No imaginas cuánto me aburren tus historias del trabajo. Iván me parece el tipo más pesado del planeta. La retransmisión íntegra de vuestras conversaciones en la oficina me resulta anestesiante. ¿No te has dado cuenta de que mientras hablas no dejo de estrangular bostezos’? Nuestros besos han envejecido, Matías.
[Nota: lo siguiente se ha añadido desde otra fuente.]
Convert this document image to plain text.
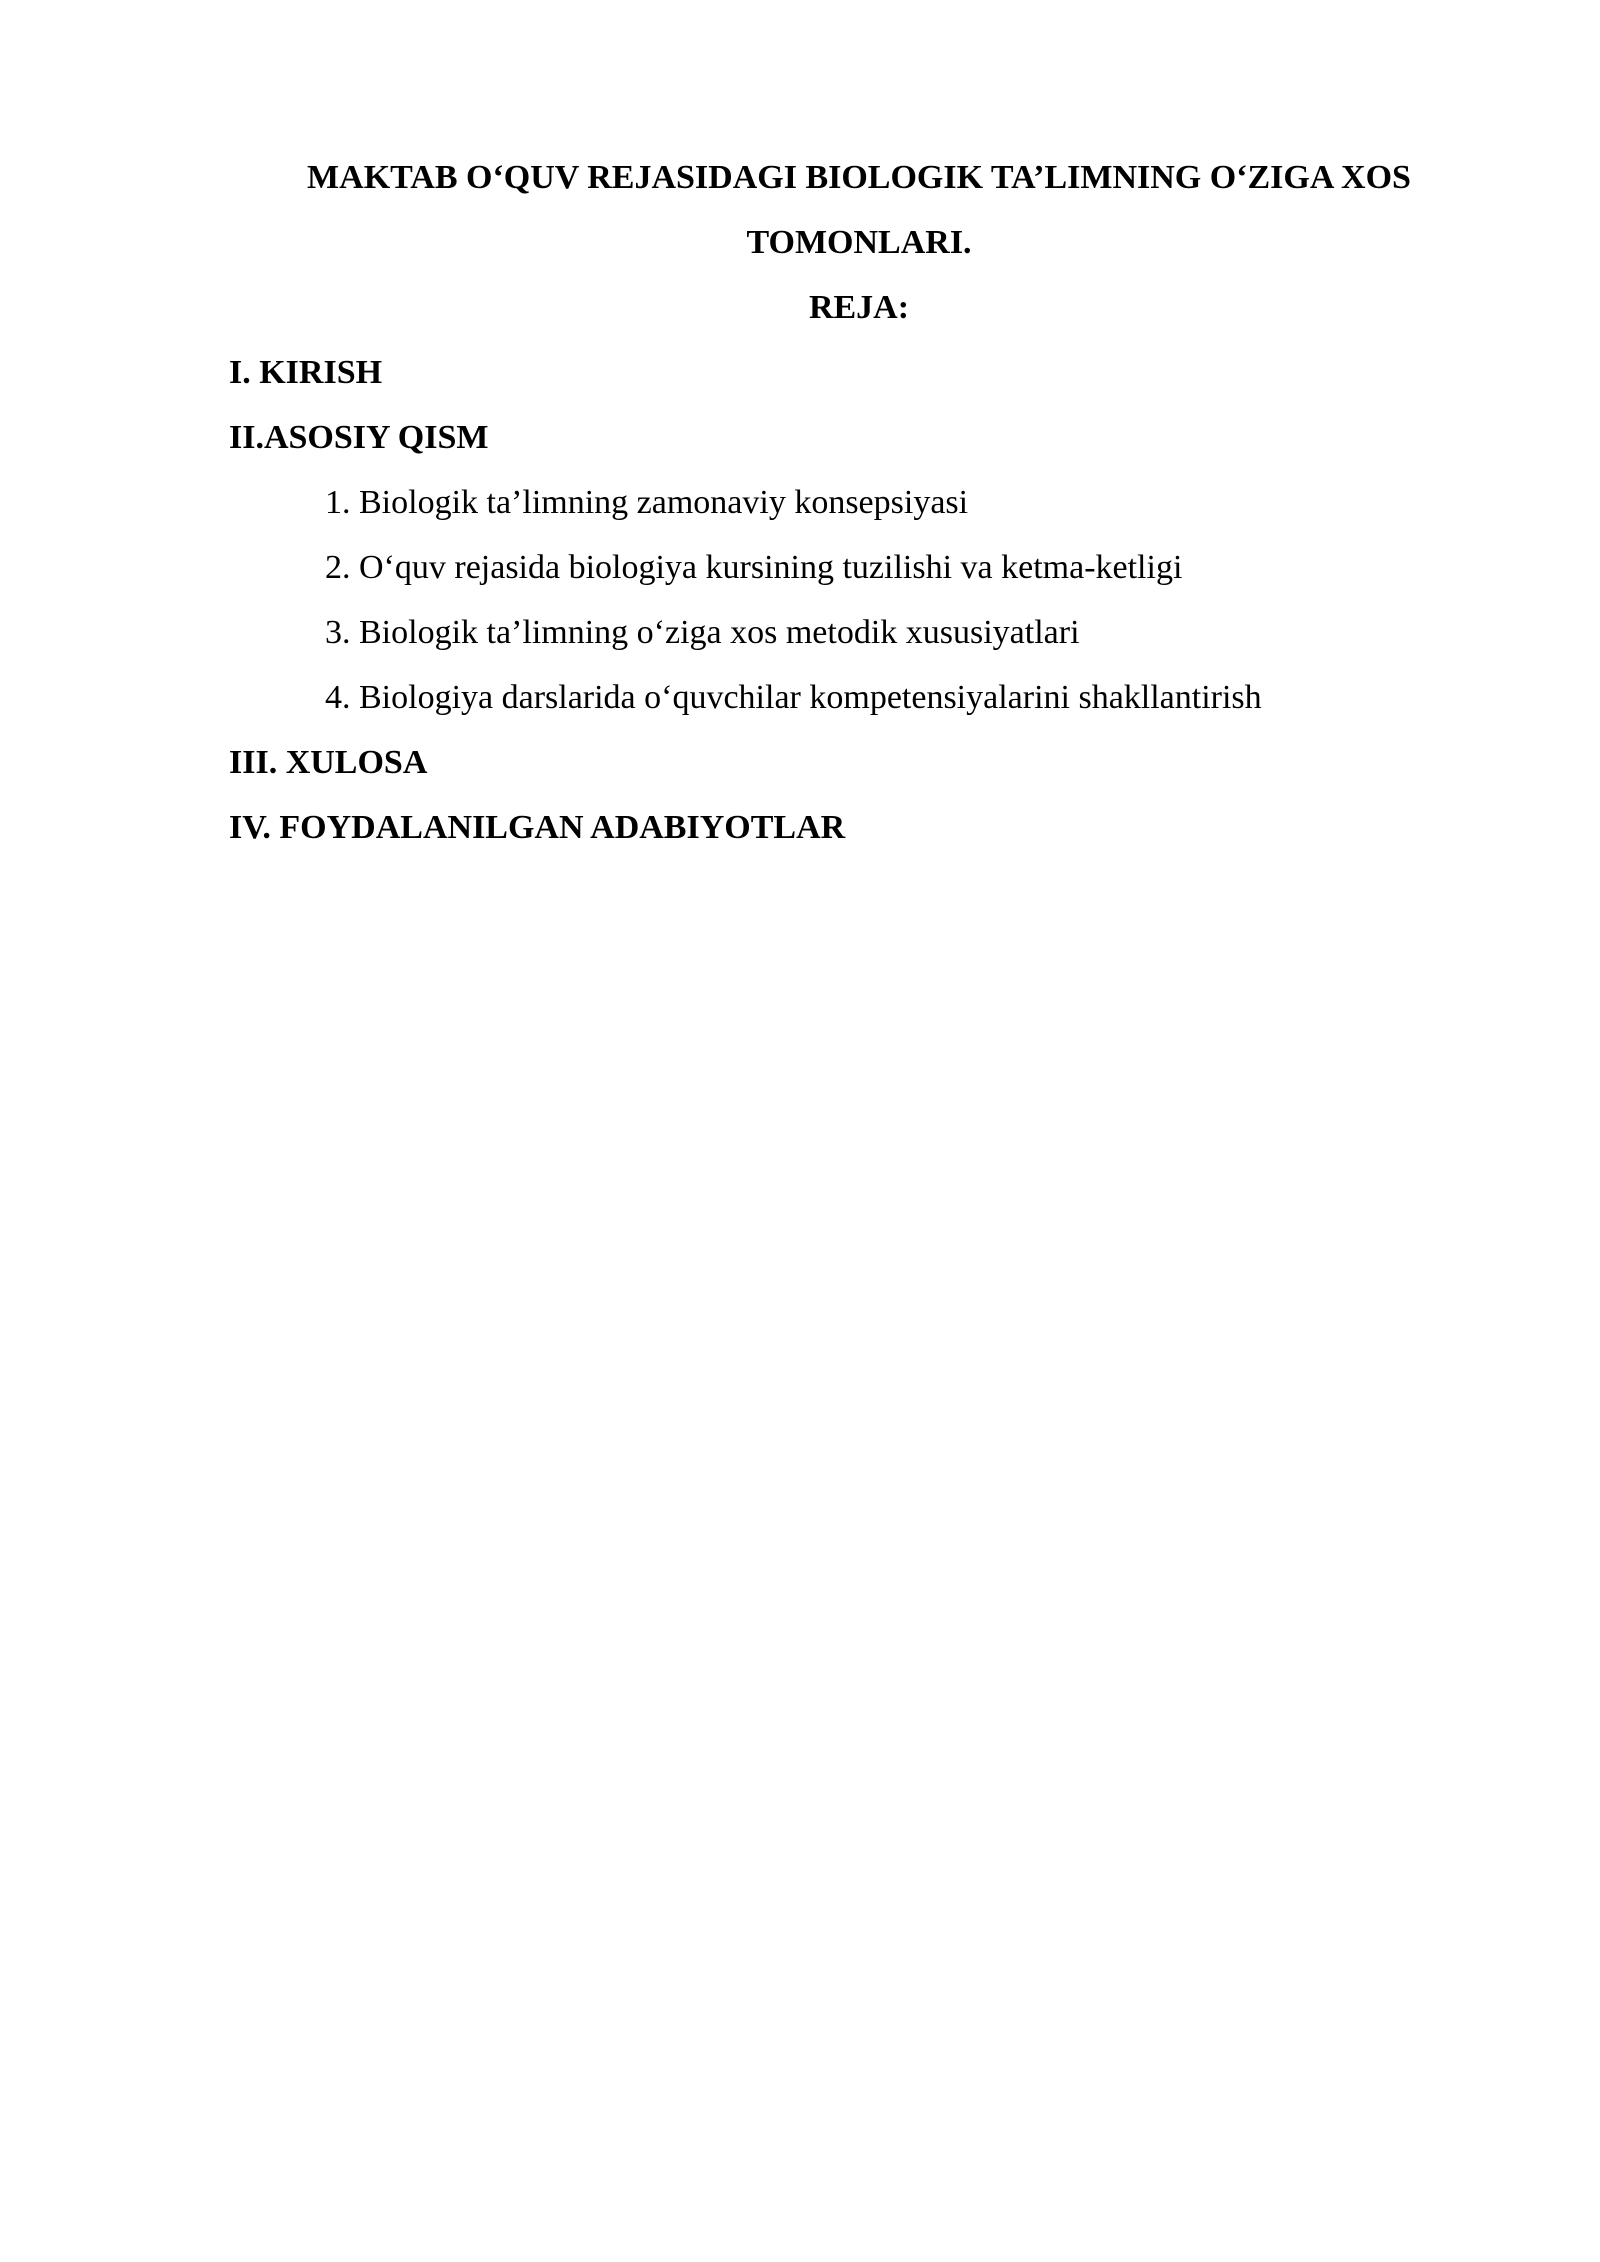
MAKTAB O‘QUV REJASIDAGI BIOLOGIK TA’LIMNING O‘ZIGA XOS
TOMONLARI.
REJA:
I. KIRISH
II.ASOSIY QISM
1. Biologik ta’limning zamonaviy konsepsiyasi
2. O‘quv rejasida biologiya kursining tuzilishi va ketma-ketligi
3. Biologik ta’limning o‘ziga xos metodik xususiyatlari
4. Biologiya darslarida o‘quvchilar kompetensiyalarini shakllantirish
III. XULOSA
IV. FOYDALANILGAN ADABIYOTLAR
Es lo que envejece más rápido. Y un beso viejo ya no es beso.
Te quiero, eso sí, como a un primo cercano, un hermano de la vida. Pero el amor, Matías, eso ya es otra cosa. Las primeras veces que me hablaste de las tardes de niño en el hipódromo con tu padre, te imaginaba tan bien con tus pantalones cortos y las rodillas tatuadas de tierra. Entonces la felicidad era la promesa de algo que palpitaba en las puntas de los dedos. El niño que fuiste, el que sobrevivía en ti, se abría camino y explotaba en mi nariz burbujas de ternura.
Ahora todo son relecturas de un libro manoseado, el mismo libro una y otra vez. Ya ni siquiera discutimos. Nos hemos acartonado en la costumbre y nos aburrimos. Sólo nos acompañamos en el aburrimiento, nada más. Y no hay peor tristeza que esa, Matías. Yo así, con esa pena que me subió como un mareo y ya no se me bajó más, no quiero vivir. Ya está, ya lo sabes. Ahora me siento mucho mejor.
Bueno, voy a ir borrando el texto, que un día de estos me pillarás con los dedos sobre el teclado y a ver qué te explico. Además se hace tarde y aún tengo que prepararte ese arroz con leche que tanto te gusta, cariño.